With Apple's App Store and Google Play offering nearly a million apps each, keeping up to date on the data security risks apps pose is nearly impossible. In the case of Android, the challenge is even bigger because of the range of third-party app marketplaces and the ability to sideload apps. Keeping up on security news and alerts and mandating the use of anti-malware tools can help detect and neutralize some threats, but it's an incomplete and ineffective approach.
Mobile security encompasses much more preventing malware. It also includes ensuring apps don't record or transmit confidential business data without a user's knowledge and it includes limiting the use of apps that store or transmit data in an unsecured manner. The worst offenders might make the news, but there many more apps that don't receive media attention yet still pose some degree of risk. Evem apps that serve legitimate business functions may pose security risks.
Appthority's response to this challenge is to provide a IT professionals with an analysis of the security challenges posed by the apps being used in their organization -- taking the data pulled in from MobileIron or other management tools and creating context around it. The company's cloud-based service uses a range of techniques to assign a risk management score to each app. Appthority works with its customers to understand their particular needs and can weight various types of risks accordingly. This means that the risk scores that each company sees may vary but they reflect each company's security needs and priorities.
Customers can drill down to get information about each app and its ranking and to find out how and why received its ultimate score. Tied to a mobile management product like MobileIron, specific actions can be triggered like alerting IT to potential risks, alerting users directly, or limiting a user's access to company data or networks until a risk-prone app has been removed. IT can also research apps that pose risks and search for apps that meet similar needs but are more secure and then suggest those to users as alternatives.
While Appthority is providing an excellent resource for IT and a great value-add to its various mobile management partners, the security concerns about apps are actually part of a much larger issue for IT teams and business users alike -- How do you navigate through app stores with thousands upon thousands of potential digital workplace tools like alternatives to Microsoft Office, time and expense trackers, and travel apps and select apps with a degree of certainty that they are the best choices available?
Even where an app management product is used to create and manage an enterprise app store, keeping on top of the best apps to include in it can be a full-time job in itself. In some large organizations, like those that have created an internal mobile information desk patterned after Apple's Genius Bar, it may be possible to hire staff primarily to act mobile app experts. Many IT departments aren't that fortunate, however, and are being asked to take on more tasks like mobile and cloud management without major staff increases.

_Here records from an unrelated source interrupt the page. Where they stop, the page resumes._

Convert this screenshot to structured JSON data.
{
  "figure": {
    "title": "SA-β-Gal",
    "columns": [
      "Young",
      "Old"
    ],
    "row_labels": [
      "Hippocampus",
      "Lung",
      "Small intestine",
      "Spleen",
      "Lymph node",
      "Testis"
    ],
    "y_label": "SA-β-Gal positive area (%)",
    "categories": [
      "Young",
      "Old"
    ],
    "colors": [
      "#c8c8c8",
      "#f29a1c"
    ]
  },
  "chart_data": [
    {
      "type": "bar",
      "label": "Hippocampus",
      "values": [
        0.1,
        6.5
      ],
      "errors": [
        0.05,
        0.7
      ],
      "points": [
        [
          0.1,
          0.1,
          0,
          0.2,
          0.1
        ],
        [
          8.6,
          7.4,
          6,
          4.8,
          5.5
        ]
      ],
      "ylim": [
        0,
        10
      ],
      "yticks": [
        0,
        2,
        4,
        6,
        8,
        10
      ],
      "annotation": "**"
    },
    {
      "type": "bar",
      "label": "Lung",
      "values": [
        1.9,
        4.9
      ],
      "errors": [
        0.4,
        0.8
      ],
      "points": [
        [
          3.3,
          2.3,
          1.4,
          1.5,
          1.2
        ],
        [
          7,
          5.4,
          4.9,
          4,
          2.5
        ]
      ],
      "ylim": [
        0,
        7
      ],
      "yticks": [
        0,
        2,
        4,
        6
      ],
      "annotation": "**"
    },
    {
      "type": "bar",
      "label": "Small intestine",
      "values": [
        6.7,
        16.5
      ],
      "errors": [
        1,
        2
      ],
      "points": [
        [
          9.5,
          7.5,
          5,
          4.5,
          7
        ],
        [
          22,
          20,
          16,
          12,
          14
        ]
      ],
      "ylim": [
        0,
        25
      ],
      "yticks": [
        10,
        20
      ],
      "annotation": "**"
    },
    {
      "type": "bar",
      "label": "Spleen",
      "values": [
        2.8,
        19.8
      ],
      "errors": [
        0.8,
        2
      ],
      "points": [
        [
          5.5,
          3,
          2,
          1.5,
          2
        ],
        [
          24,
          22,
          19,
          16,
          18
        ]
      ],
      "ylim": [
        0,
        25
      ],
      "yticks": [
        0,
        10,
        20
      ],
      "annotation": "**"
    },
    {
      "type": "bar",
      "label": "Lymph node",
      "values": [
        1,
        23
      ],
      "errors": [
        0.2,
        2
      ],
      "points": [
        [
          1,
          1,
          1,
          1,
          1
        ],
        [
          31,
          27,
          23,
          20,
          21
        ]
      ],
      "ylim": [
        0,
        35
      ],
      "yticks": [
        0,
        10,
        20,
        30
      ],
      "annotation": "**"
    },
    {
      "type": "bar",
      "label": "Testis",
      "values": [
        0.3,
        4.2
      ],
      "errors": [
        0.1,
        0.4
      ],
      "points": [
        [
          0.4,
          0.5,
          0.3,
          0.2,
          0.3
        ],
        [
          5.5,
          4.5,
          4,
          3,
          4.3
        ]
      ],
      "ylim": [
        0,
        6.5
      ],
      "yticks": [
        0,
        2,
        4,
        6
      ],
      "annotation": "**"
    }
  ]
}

Apperian is one company that is taking on this challenge by using rating and suggestion features that crowd source the preferred apps across the entire organization. That's certainly a step in the right direction (and a great value). Enterprise social networks (and even public networks like LinkedIn and Twitter) are another way that IT can shift some of the app selection process to mobile users while still keeping watch for potentially dangerous apps. The truth, however, is that there may not be a single magic bullet for the app selection process that will work for everyone. Accepting the premise that a single, perfect tool isn't out there means that each company needs to consider what the best app selection or curation options or processes are best for its culture, industry regulations, and staffing options.